There has a been a lot of heat in the past few weeks about the Samsung Galaxy S IV’s hardware? Will it run the latest version of Android? Will it have a 13 mega pixel camera? How big will the screen be?

However there’s an intriguing article in the New York Times today that suggests that the new handset’s killer feature might actually be software-based rather than hardware.

It cites a person who has apparently tried the phone, raving about a new feature called Eye Scrolling.

As the NYT says

The phone will track a user’s eyes to determine where to scroll.For example, when users read articles and their eyes reach the bottom of the page, the software will automatically scroll down to reveal the next paragraphs of text.

Wooah, read that again.
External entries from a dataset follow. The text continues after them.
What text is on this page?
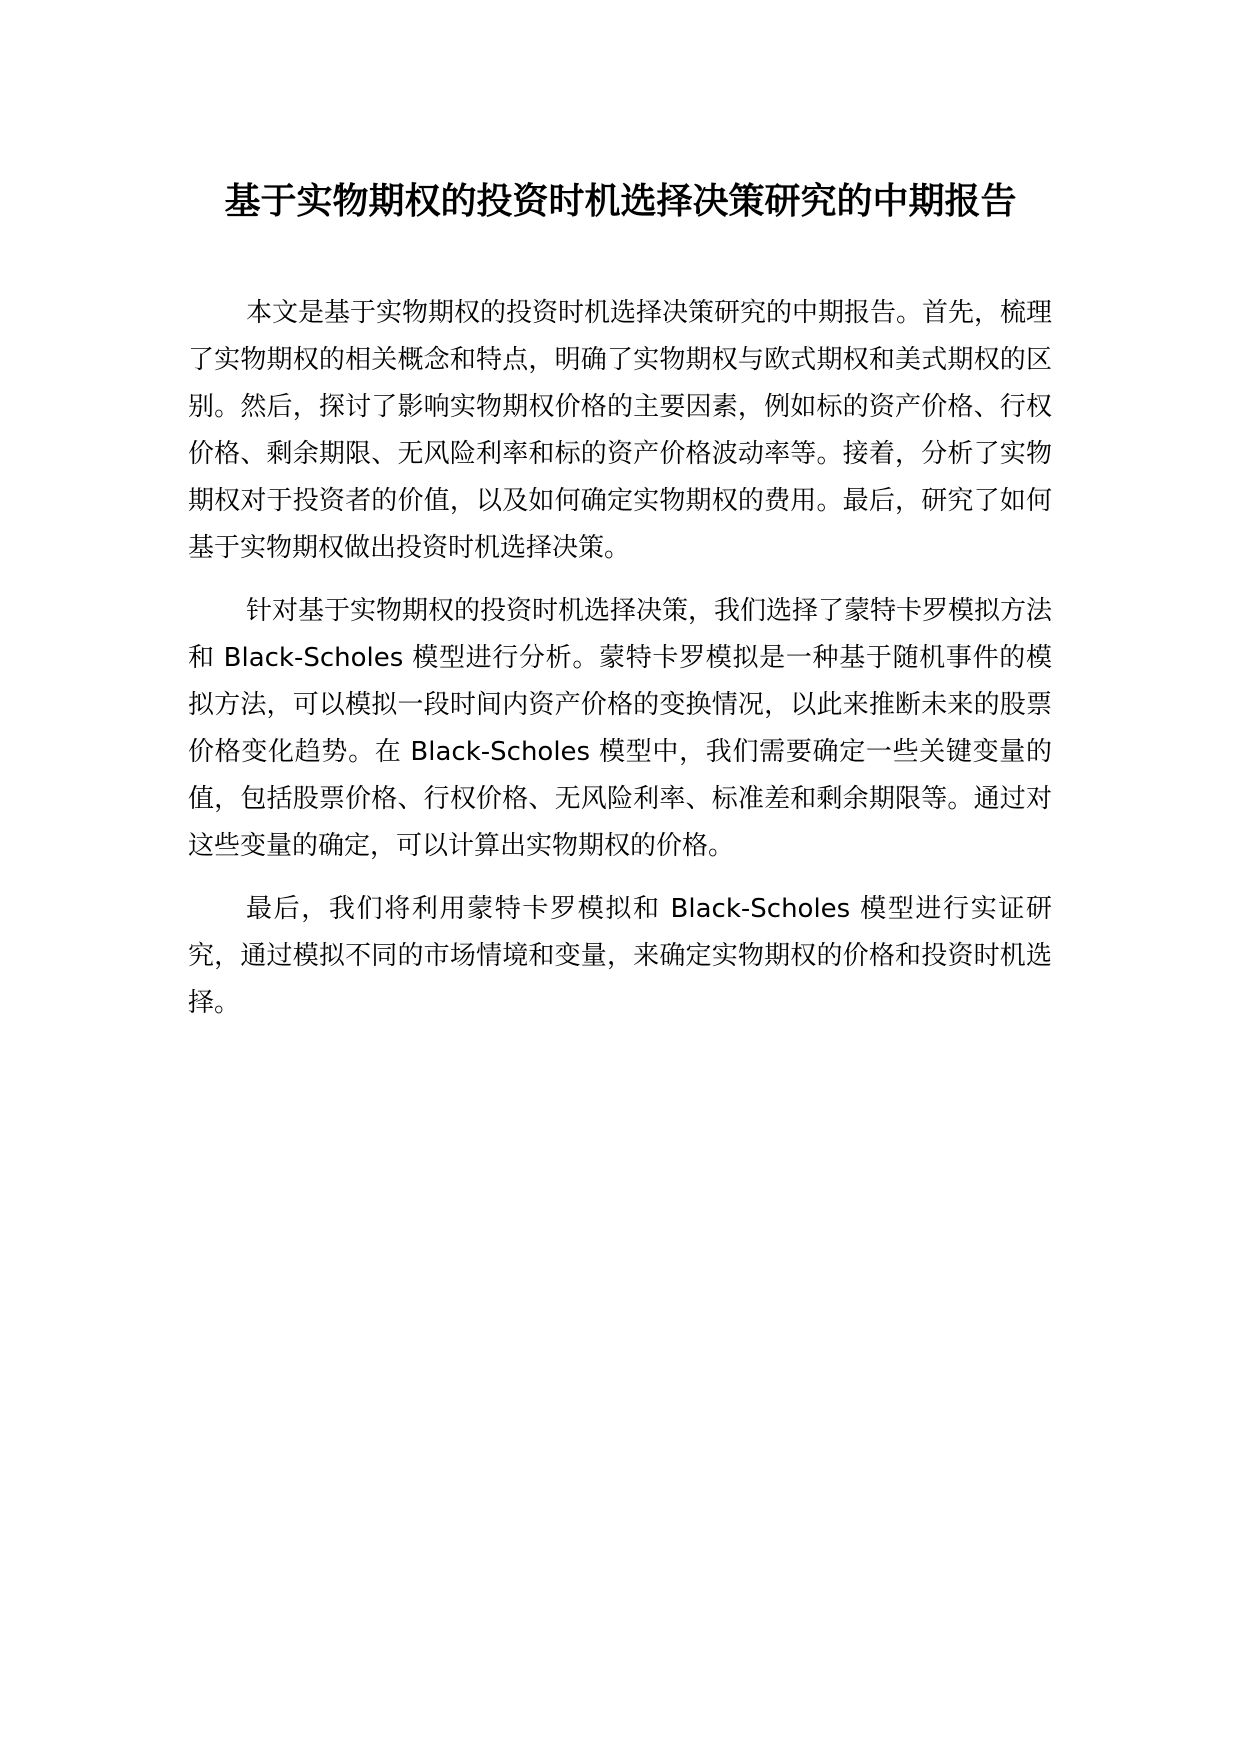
基于实物期权的投资时机选择决策研究的中期报告

本文是基于实物期权的投资时机选择决策研究的中期报告。首先，梳理了实物期权的相关概念和特点，明确了实物期权与欧式期权和美式期权的区别。然后，探讨了影响实物期权价格的主要因素，例如标的资产价格、行权价格、剩余期限、无风险利率和标的资产价格波动率等。接着，分析了实物期权对于投资者的价值，以及如何确定实物期权的费用。最后，研究了如何基于实物期权做出投资时机选择决策。

针对基于实物期权的投资时机选择决策，我们选择了蒙特卡罗模拟方法和 Black-Scholes 模型进行分析。蒙特卡罗模拟是一种基于随机事件的模拟方法，可以模拟一段时间内资产价格的变换情况，以此来推断未来的股票价格变化趋势。在 Black-Scholes 模型中，我们需要确定一些关键变量的值，包括股票价格、行权价格、无风险利率、标准差和剩余期限等。通过对这些变量的确定，可以计算出实物期权的价格。

最后，我们将利用蒙特卡罗模拟和 Black-Scholes 模型进行实证研究，通过模拟不同的市场情境和变量，来确定实物期权的价格和投资时机选择。
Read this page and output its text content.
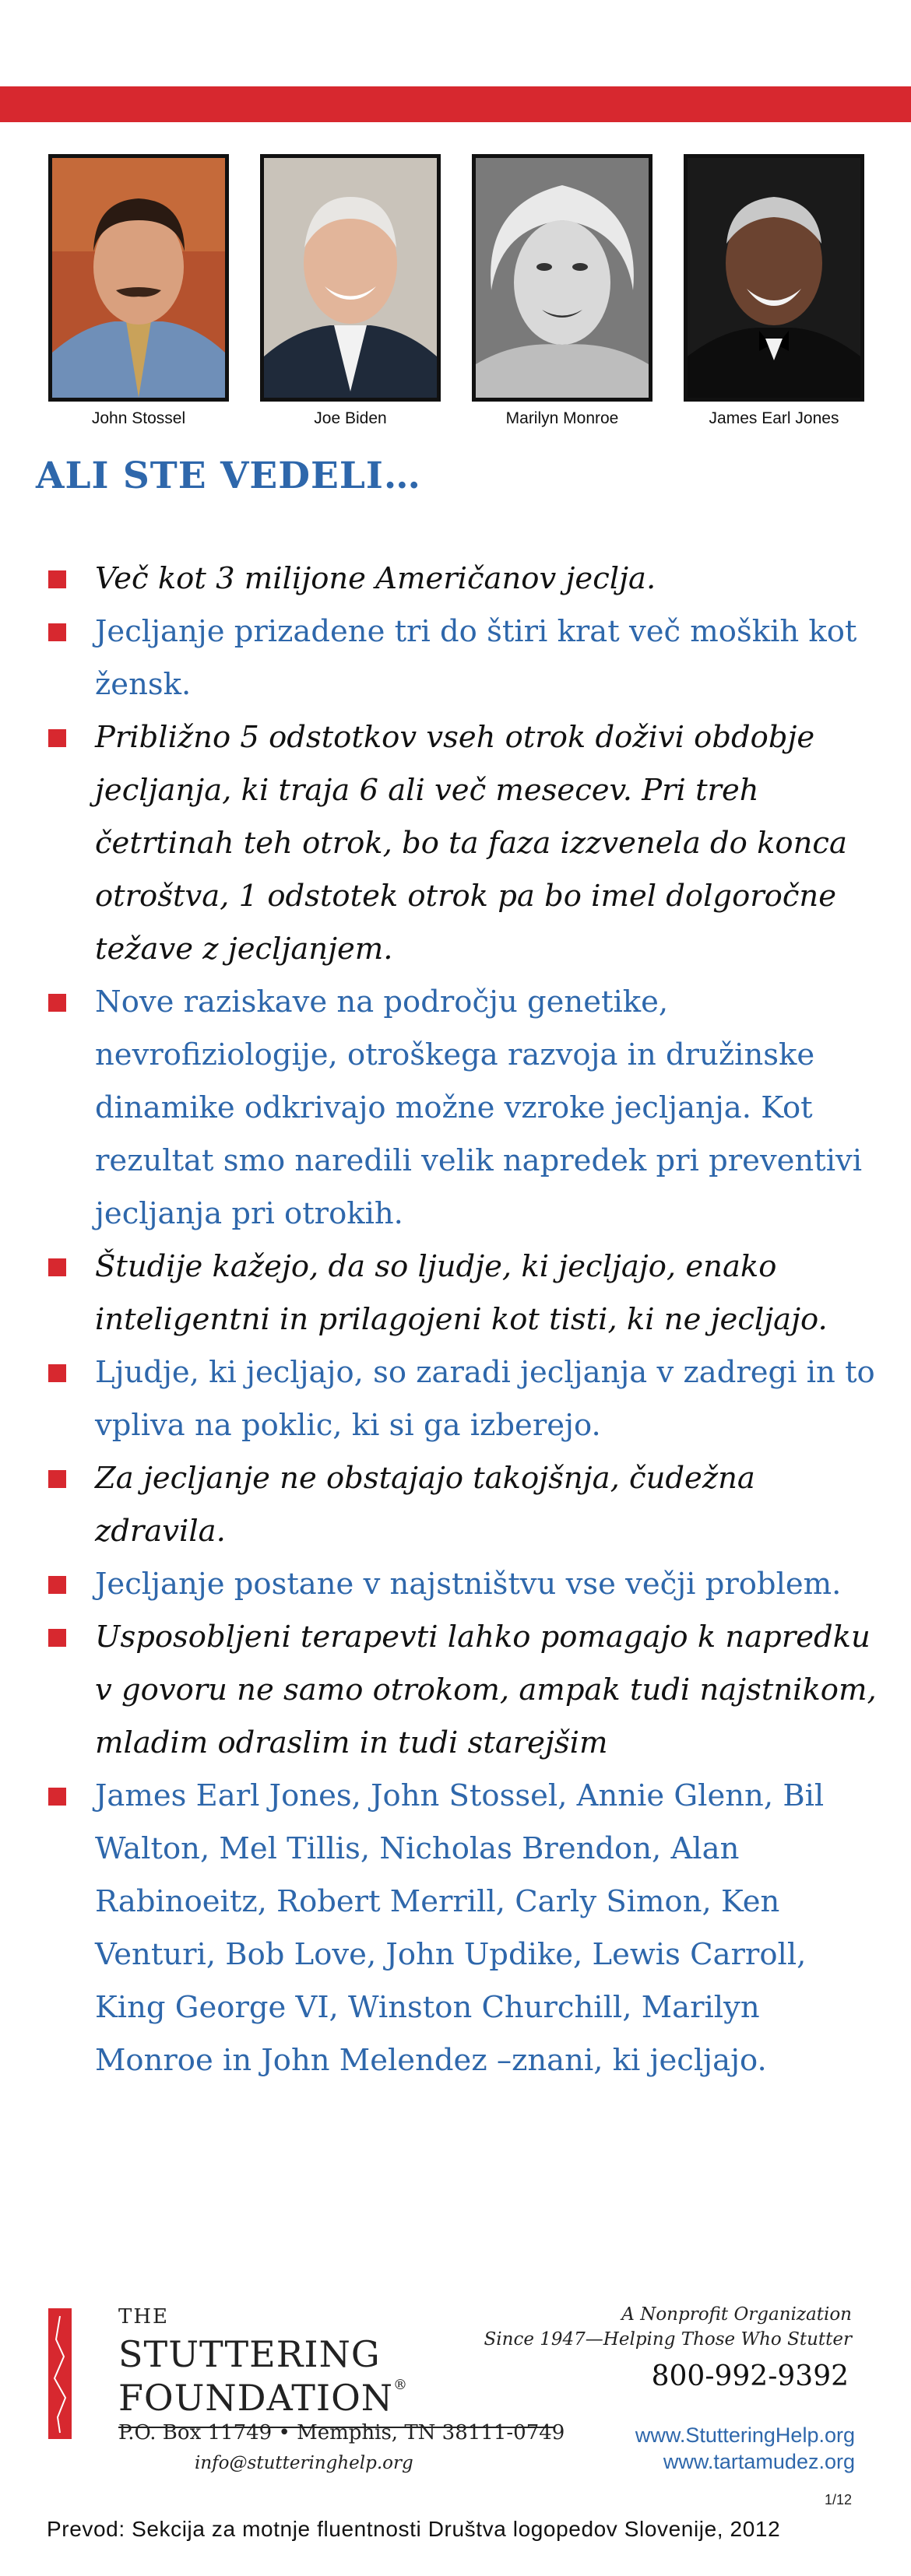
John Stossel	Joe Biden	Marilyn Monroe	James Earl Jones
ALI STE VEDELI…
Več kot 3 milijone Američanov jeclja.
Jecljanje prizadene tri do štiri krat več moških kot žensk.
Približno 5 odstotkov vseh otrok doživi obdobje jecljanja, ki traja 6 ali več mesecev. Pri treh četrtinah teh otrok, bo ta faza izzvenela do konca otroštva, 1 odstotek otrok pa bo imel dolgoročne težave z jecljanjem.
Nove raziskave na področju genetike, nevrofiziologije, otroškega razvoja in družinske dinamike odkrivajo možne vzroke jecljanja. Kot rezultat smo naredili velik napredek pri preventivi jecljanja pri otrokih.
Študije kažejo, da so ljudje, ki jecljajo, enako inteligentni in prilagojeni kot tisti, ki ne jecljajo.
Ljudje, ki jecljajo, so zaradi jecljanja v zadregi in to vpliva na poklic, ki si ga izberejo.
Za jecljanje ne obstajajo takojšnja, čudežna zdravila.
Jecljanje postane v najstništvu vse večji problem.
Usposobljeni terapevti lahko pomagajo k napredku v govoru ne samo otrokom, ampak tudi najstnikom, mladim odraslim in tudi starejšim
James Earl Jones, John Stossel, Annie Glenn, Bil Walton, Mel Tillis, Nicholas Brendon, Alan Rabinoeitz, Robert Merrill, Carly Simon, Ken Venturi, Bob Love, John Updike, Lewis Carroll, King George VI, Winston Churchill, Marilyn Monroe in John Melendez –znani, ki jecljajo.
THE
STUTTERING
FOUNDATION®
P.O. Box 11749 • Memphis, TN 38111-0749
info@stutteringhelp.org
A Nonprofit Organization
Since 1947—Helping Those Who Stutter
800-992-9392
www.StutteringHelp.org
www.tartamudez.org
1/12
Prevod: Sekcija za motnje fluentnosti Društva logopedov Slovenije, 2012
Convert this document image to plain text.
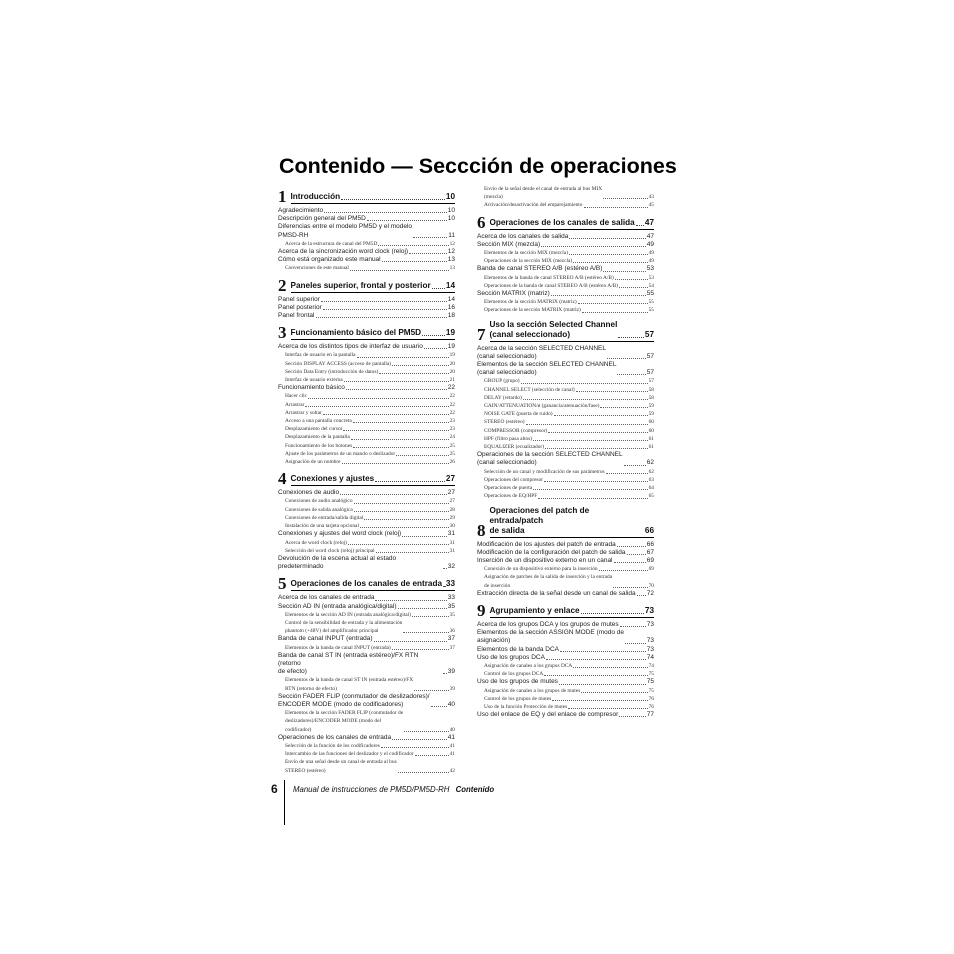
Contenido — Seccción de operaciones
1 Introducción	10
Agradecimiento	10
Descripción general del PM5D	10
Diferencias entre el modelo PM5D y el modelo
PMSD-RH	11
Acerca de la estructura de canal del PM5D	12
Acerca de la sincronización word clock (reloj)	12
Cómo está organizado este manual	13
Convenciones de este manual	13
2 Paneles superior, frontal y posterior 14
Panel superior	14
Panel posterior	16
Panel frontal	18
3 Funcionamiento básico del PM5D	19
Acerca de los distintos tipos de interfaz de usuario	19
Interfaz de usuario en la pantalla	19
Sección DISPLAY ACCESS (acceso de pantalla)	20
Sección Data Entry (introducción de datos)	20
Interfaz de usuario externa	21
Funcionamiento básico	22
Hacer clic	22
Arrastrar	22
Arrastrar y soltar	22
Acceso a una pantalla concreta	23
Desplazamiento del cursor	23
Desplazamiento de la pantalla	24
Funcionamiento de los botones	25
Ajuste de los parámetros de un mando o deslizador	25
Asignación de un nombre	26
4 Conexiones y ajustes	27
Conexiones de audio	27
Conexiones de audio analógico	27
Conexiones de salida analógica	28
Conexiones de entrada/salida digital	29
Instalación de una tarjeta opcional	30
Conexiones y ajustes del word clock (reloj)	31
Acerca de word clock (reloj)	31
Selección del word clock (reloj) principal	31
Devolución de la escena actual al estado predeterminado	32
5 Operaciones de los canales de entrada 33
Acerca de los canales de entrada	33
Sección AD IN (entrada analógica/digital)	35
Elementos de la sección AD IN (entrada analógica/digital)	35
Control de la sensibilidad de entrada y la alimentación
phantom (+48V) del amplificador principal	36
Banda de canal INPUT (entrada)	37
Elementos de la banda de canal INPUT (entrada)	37
Banda de canal ST IN (entrada estéreo)/FX RTN (retorno
de efecto)	39
Elementos de la banda de canal ST IN (entrada estéreo)/FX
RTN (retorno de efecto)	39
Sección FADER FLIP (conmutador de deslizadores)/
ENCODER MODE (modo de codificadores)	40
Elementos de la sección FADER FLIP (conmutador de
deslizadores)/ENCODER MODE (modo del
codificador)	40
Operaciones de los canales de entrada	41
Selección de la función de los codificadores	41
Intercambio de las funciones del deslizador y el codificador	41
Envío de una señal desde un canal de entrada al bus
STEREO (estéreo)	42
Envío de la señal desde el canal de entrada al bus MIX
(mezcla)	43
Activación/desactivación del emparejamiento	45
6 Operaciones de los canales de salida 47
Acerca de los canales de salida	47
Sección MIX (mezcla)	49
Elementos de la sección MIX (mezcla)	49
Operaciones de la sección MIX (mezcla)	49
Banda de canal STEREO A/B (estéreo A/B)	53
Elementos de la banda de canal STEREO A/B (estéreo A/B)	53
Operaciones de la banda de canal STEREO A/B (estéreo A/B)	54
Sección MATRIX (matriz)	55
Elementos de la sección MATRIX (matriz)	55
Operaciones de la sección MATRIX (matriz)	55
7
Uso la sección Selected Channel
(canal seleccionado)	57
Acerca de la sección SELECTED CHANNEL
(canal seleccionado)	57
Elementos de la sección SELECTED CHANNEL
(canal seleccionado)	57
GROUP (grupo)	57
CHANNEL SELECT (selección de canal)	58
DELAY (retardo)	58
GAIN/ATTENUATION/ø (ganancia/atenuación/fase)	59
NOISE GATE (puerta de ruido)	59
STEREO (estéreo)	60
COMPRESSOR (compresor)	60
HPF (filtro pasa altos)	61
EQUALIZER (ecualizador)	61
Operaciones de la sección SELECTED CHANNEL
(canal seleccionado)	62
Selección de un canal y modificación de sus parámetros	62
Operaciones del compresor	63
Operaciones de puerta	64
Operaciones de EQ/HPF	65
8
Operaciones del patch de entrada/patch
de salida	66
Modificación de los ajustes del patch de entrada	66
Modificación de la configuración del patch de salida	67
Inserción de un dispositivo externo en un canal	69
Conexión de un dispositivo externo para la inserción	69
Asignación de patches de la salida de inserción y la entrada
de inserción	70
Extracción directa de la señal desde un canal de salida 72
9 Agrupamiento y enlace	73
Acerca de los grupos DCA y los grupos de mutes	73
Elementos de la sección ASSIGN MODE (modo de
asignación)	73
Elementos de la banda DCA	73
Uso de los grupos DCA	74
Asignación de canales a los grupos DCA	74
Control de los grupos DCA	75
Uso de los grupos de mutes	75
Asignación de canales a los grupos de mutes	75
Control de los grupos de mutes	76
Uso de la función Protección de mutes	76
Uso del enlace de EQ y del enlace de compresor	77
6 Manual de instrucciones de PM5D/PM5D-RH Contenido
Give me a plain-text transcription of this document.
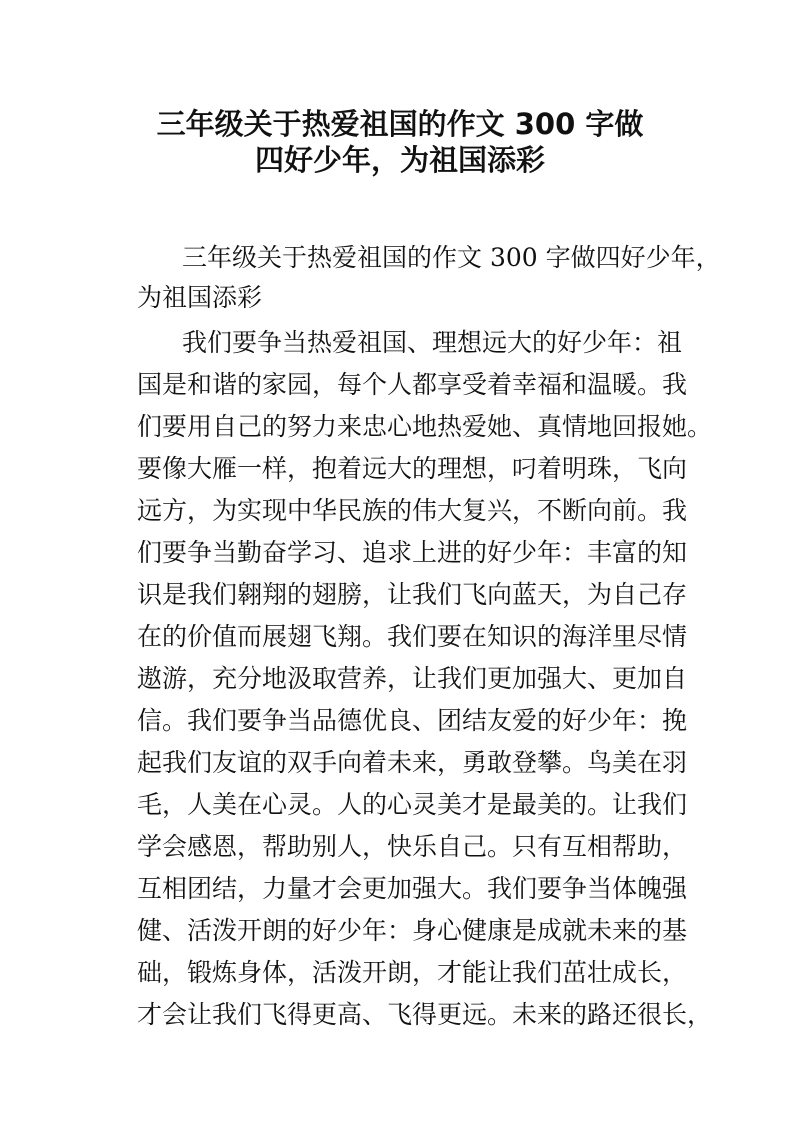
三年级关于热爱祖国的作文 300 字做
四好少年，为祖国添彩
三年级关于热爱祖国的作文 300 字做四好少年，
为祖国添彩
我们要争当热爱祖国、理想远大的好少年：祖
国是和谐的家园，每个人都享受着幸福和温暖。我
们要用自己的努力来忠心地热爱她、真情地回报她。
要像大雁一样，抱着远大的理想，叼着明珠，飞向
远方，为实现中华民族的伟大复兴，不断向前。我
们要争当勤奋学习、追求上进的好少年：丰富的知
识是我们翱翔的翅膀，让我们飞向蓝天，为自己存
在的价值而展翅飞翔。我们要在知识的海洋里尽情
遨游，充分地汲取营养，让我们更加强大、更加自
信。我们要争当品德优良、团结友爱的好少年：挽
起我们友谊的双手向着未来，勇敢登攀。鸟美在羽
毛，人美在心灵。人的心灵美才是最美的。让我们
学会感恩，帮助别人，快乐自己。只有互相帮助，
互相团结，力量才会更加强大。我们要争当体魄强
健、活泼开朗的好少年：身心健康是成就未来的基
础，锻炼身体，活泼开朗，才能让我们茁壮成长，
才会让我们飞得更高、飞得更远。未来的路还很长，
So the phone will be intelligent enough to work out when you have finished reading a page and skip to the next. No more constantly swiping pages on ebooks, or having to push the screen up to read new paragraphs on web pages.

It sounds like one of the most significant breakthroughs in mobile phone technology for a long time.

But how will it work and what technology will it use? The NYT’s source is keeping schtum.

There is some evidence to back up the paper’s claims. Samsung has filed for trademarks for the name ‘Eye Scroll’ in both the US and Europe. The US patent says it is a

“Computer application software having a feature of sensing eye movements and scrolling displays of mobile devices, namely, mobile phones, smartphones and tablet computers according to eye movements; digital cameras; mobile telephones; smartphones; tablet computers.”

The company’s current phone, the Galaxy S III, has a feature, Smart Stay, that uses its front-facing camera to know to keep the screen lit up when a person is looking at it instead of dimming it automatically.

But will Eye Scrolling kick in automatically, or will you have to fire it up? What if you constantly move your eyes around – how will it respond? What will the impact be on battery life?

Also if Eye Scroll is used on the phone I think once again it might mean that Samsung push for a larger screen – possibly five inches, maybe more, to make the most of the technology and underline how the device is ideal for web browsing or reading.

If it does arrive it will also be fascinating to see how Apple will respond. If Eye Scrolling works and is successful how long before it appears on rival handsets?